Bellingcat’s investigation found also that the FSB’s own information suggests that the shooting of the Berdyansk, one of the three boats, was indisputably in neutral waters.
Obviously Russia is, in any case, illegally annexing Crimea and its conscription of the Kerch Bridge which enables it to block both Ukrainian and international vehicles is in violation of the bilateral 2003 agreement with Ukraine and international legislation.
It should not be forgotten that none of the Russian claims would justify chasing and firing at Ukrainian boats attempting to leave the area, and then taking their crew prisoner. The video ‘confessions’ forced out of three men and other information that the captured men have managed to pass on via lawyers make it clear also that Russia is in grave breach of the Geneva Convention in its treatment of the 24 prisoners of war it seized.

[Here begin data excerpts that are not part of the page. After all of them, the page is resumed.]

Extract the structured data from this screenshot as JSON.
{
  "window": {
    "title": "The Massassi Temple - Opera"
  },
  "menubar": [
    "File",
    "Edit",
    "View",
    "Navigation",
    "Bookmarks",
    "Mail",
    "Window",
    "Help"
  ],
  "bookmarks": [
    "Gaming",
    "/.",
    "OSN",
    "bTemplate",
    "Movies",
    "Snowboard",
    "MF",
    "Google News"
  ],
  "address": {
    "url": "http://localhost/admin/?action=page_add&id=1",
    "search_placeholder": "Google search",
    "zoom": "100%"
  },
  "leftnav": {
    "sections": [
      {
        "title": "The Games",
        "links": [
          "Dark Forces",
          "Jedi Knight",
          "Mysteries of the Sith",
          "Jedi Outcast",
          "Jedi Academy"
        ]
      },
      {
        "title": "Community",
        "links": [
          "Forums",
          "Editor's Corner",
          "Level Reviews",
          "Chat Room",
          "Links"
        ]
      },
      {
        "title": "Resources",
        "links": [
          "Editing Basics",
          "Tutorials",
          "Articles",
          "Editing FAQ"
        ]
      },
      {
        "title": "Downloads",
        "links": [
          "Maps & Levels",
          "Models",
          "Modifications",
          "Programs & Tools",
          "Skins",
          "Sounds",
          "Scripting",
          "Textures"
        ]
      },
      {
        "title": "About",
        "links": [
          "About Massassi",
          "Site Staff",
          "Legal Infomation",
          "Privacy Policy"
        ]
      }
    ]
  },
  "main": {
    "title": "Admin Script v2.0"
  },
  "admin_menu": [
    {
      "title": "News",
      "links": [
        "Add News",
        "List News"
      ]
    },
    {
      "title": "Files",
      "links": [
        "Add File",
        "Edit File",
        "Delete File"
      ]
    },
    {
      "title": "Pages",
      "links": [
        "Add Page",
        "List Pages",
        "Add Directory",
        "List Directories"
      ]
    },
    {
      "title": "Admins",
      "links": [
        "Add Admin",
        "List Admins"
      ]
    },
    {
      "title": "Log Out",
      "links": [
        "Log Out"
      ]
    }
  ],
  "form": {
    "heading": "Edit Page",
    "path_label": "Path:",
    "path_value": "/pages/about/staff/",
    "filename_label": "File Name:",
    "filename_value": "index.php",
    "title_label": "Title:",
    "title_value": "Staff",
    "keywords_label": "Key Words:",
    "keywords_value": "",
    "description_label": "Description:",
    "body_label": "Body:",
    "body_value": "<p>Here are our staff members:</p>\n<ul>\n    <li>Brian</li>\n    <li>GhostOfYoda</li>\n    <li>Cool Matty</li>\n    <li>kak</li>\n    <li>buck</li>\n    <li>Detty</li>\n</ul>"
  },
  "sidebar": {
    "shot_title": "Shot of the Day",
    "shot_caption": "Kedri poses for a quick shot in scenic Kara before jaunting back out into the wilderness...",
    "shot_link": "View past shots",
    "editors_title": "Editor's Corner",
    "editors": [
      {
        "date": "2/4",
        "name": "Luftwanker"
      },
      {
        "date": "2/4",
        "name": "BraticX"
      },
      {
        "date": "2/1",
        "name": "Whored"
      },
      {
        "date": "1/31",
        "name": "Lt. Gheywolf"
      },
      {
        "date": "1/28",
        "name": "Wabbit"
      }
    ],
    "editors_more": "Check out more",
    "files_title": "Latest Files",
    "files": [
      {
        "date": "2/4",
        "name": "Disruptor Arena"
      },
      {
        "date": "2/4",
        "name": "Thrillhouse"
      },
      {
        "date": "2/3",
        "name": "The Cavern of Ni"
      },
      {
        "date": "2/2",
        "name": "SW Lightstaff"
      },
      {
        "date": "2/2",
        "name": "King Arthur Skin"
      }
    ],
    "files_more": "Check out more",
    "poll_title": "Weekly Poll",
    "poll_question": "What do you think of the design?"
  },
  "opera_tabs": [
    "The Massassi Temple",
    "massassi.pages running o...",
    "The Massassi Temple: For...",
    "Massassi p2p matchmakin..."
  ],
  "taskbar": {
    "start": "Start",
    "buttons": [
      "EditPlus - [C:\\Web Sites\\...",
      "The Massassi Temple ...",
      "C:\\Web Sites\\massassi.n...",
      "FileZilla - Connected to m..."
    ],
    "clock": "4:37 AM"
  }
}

In his 23 November article: “Putin’s in a bad situation: he’ll be saved by a fourth war”, Oreshkin noted that Putin had had three surges of popularity – after the war in Chechnya, then the war against Georgia and, finally the war against Ukraine. His popularity is now at 58%, as against 86-87% at the peak of the ‘Crimea is ours’ ["Кримнаш"] euphoria.
“In order to achieve a second wave of popularity, Putin would need to organize yet another small victorious war or campaign”.
Oreshkin, in fact, does not see any option for carrying this off, though he is certainly not alone in assuming that Russia’s open aggression against Ukraine has a great deal to do with Putin’s waning popularity and the mounting economic woes in the country.
James Sherr from the authoritative Chatham House think tank believes that Constantinople’s recognition of autocephalic status for a united Ukrainian Orthodox Church and its independence from the Moscow Patriarchate was a “major geopolitical defeat” for Moscow. It was no accident that Putin reacted by calling a meeting of the Russian Security Council. He had, he says, been expecting something like what happened in the Azov Sea since that time.
He also assumes that another reason could have been Putin’s wish to provoke Poroshenko into imposing a harsh form of martial law, with resulting rights restrictions and cancellation of the elections. Whether this would, as Sherr suggests, have led to another Maidan is probably in question, but it would certainly have been in Russia’s favour.
Most western analysts and politicians are clear that Moscow is seeking to destabilize Ukraine, with this achieved directly by the economic effects of blocking the Azov Sea, as well as other negative consequences if this effective annexing of the Kerch Strait does not meet with real opposition and painful consequences from western countries.
The West has thus far made a lot of statements, but has done little. In the light of the apparent unwillingness to add new sanctions, Sherr’s suggestion warrants attention. He proposes that the European Union and USA “announce a strict review of all current sanctions over Crimea – determine whether they are adequate, who is affected by them, with what consequences, and what steps are needed to ensure that the sanctions are more effective”.
The Russian politicians and others named in the USA’s first list of sanctions laughed and pretended to be flattered. While subsequent sanctions hit harder, they are still easily bypassed, as Siemens most shamefully demonstrated in 2017, and are clearly not hurting enough. Russia has now committed an act of open warfare, and is holding 24 Ukrainian prisoners of war. If the West continues to wax indignant in words alone, Putin alone will be laughing.